Cass? I found your little seven-compartment weekly med thingy? The one with the cute little *blue pills* for Friday untaken?
 
And it is unspeakable that they have to eat VE-Hickles when they have those tasty MREs. Neffi, how did your onion relish turn out? I forgot to ask on another hijacked thread, and I figgered this was okay.
 
Gee, I kinda always thought that military regulations were just that, administrative conveniences to help point the soldiers this way or that way, not moral and ethical dictates carved in stone! I mean, the regs are there to help you do what you joined up to do, not to hinder that?
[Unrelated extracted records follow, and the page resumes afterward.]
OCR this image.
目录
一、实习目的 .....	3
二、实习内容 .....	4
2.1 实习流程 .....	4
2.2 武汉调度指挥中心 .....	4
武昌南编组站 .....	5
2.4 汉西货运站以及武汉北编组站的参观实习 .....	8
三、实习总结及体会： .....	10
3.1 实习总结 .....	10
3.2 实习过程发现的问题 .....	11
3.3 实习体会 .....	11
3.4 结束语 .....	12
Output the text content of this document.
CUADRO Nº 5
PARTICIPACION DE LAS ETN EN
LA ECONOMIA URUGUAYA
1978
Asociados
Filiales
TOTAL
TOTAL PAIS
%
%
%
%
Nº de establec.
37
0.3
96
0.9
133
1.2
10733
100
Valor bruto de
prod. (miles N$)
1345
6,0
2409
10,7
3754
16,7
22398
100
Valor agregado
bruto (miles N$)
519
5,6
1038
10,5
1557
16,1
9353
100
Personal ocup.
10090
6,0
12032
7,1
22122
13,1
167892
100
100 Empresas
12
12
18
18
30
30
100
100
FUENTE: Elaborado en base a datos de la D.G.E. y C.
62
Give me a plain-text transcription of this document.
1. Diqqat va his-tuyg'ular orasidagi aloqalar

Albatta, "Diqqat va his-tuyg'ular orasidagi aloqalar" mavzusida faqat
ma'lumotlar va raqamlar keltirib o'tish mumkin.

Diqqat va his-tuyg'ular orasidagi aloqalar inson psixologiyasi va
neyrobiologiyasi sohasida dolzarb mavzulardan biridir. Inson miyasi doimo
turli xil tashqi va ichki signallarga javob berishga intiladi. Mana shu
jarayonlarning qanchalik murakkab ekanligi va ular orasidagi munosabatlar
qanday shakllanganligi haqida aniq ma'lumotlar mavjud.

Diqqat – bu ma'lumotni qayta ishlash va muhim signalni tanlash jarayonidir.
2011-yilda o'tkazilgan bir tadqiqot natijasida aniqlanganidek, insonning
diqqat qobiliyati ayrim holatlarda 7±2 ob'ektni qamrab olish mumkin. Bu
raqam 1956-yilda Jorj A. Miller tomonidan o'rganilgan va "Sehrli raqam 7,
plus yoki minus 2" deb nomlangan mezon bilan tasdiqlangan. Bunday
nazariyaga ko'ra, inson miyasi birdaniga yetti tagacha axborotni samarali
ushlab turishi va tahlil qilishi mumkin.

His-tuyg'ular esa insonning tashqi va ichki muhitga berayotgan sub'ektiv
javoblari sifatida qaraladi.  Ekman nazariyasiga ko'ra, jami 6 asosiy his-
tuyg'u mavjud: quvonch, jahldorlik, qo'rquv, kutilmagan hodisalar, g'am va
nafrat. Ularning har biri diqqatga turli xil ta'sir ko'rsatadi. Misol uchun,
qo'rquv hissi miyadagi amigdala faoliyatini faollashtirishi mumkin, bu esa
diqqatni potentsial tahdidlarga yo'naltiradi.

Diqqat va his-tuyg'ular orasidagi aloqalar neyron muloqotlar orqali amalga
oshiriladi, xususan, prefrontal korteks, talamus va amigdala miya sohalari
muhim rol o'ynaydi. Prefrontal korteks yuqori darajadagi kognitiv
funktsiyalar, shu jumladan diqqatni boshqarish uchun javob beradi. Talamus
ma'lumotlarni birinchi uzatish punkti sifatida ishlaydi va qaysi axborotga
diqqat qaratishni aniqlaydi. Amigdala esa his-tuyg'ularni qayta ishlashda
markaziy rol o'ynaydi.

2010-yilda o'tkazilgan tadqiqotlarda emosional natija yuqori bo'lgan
Military regulations are not, I think, the same as laws we have in civil society. As long as the soldiers remember, and honor, the oath they swore to protect and defend the Constitution, I'm willing to wink at slight violations of silly regulations.
 
Exactly wrong, JTG. An officially promulgated regulation has the force of law among those subject to the UCMJ.
 
Umm, I meant, uh, morally, maybe? The military society is an artificial one, at least in this country. Created by the Constitution and Congress. I think I read somewhere that the French do it differently (please don't hit me), that is, strictly military wrongdoings go to courts-martial, ordinary crimes are prosecuted in the ordinary courts. And...! I don't know how many times I've read about military folks violating regulations in ways minor to major, who have, well, sometimes won important battles by doing so. As Nelson said when putting the telescope up to his blind eye, "I really do not see the signal."
 
Glad to see there's at least one guy with stars on his collar that stands up for his troops. Still, knowing the little that I do, I think the good Major probably should have been let off with time served.
 
I don't know about the French, but you are correct in the others - which makes the backstory about what went on with Kaus and Co. even more interesting.
 
Yep, JoA, I'd like to read the backstory, too, except that maybe I wouldn't, it being prolly all sordid and nasty and emetic. It's just that the regulations for the governance of the Armed Forces, as authorized by the Constitution and made by Congress, are not so much moral, as they are practical. Looking out for the Constitution of the United States of America trumps all other considerations, I think. Some people seem, to me, to think that looking out for people employed by the Government of the United States of America trumps all other considerations. I dislike those people.
 
Re Dayton gun laws. I lived in the general Dayton area for about 20 yrs, left in '01 before OH finally got CCW. But, I'm not surprised Dayton has an additional permit for concealed carry. The city council there for years was leftist Democrats. Only recently have Republicans made inroads. And the Dayton Daily News is strictly a left wing rag. Glad to be back in KY, I've got a concealed permit, but anyone (other than felon) can carry a pistol in their glove compartment, even without a CCW. permit.
 
GunTrash ... I took it that the CCW was only for carrying, while the other was for simply being a gun owner - thus my dissat. I need to find out more about it.
 
skirt those pesky fascist registration sites: www.bugmenot.com thank me later.........
 
skirt those pesky fascist registration sites: www.bugmenot.com thank me later.........
 
The Dayton Daily News a left-wing rag? Please, rags at least have some usage. The DDN is so far left that I wouldn't use it to housebreak a pet or line a bird cage...might poison the pets. I live in the suburbs of Dayton, and am not at all surprised at the requirement for a second permit...there is a reason I avoid the city, and anything that might lessen that reason of course must be discouraged.
 
I'd love to see the good Major's ORB. I wonder how that six months confinement shows up: USDB, Ft. Leavenworth KS, Inmate?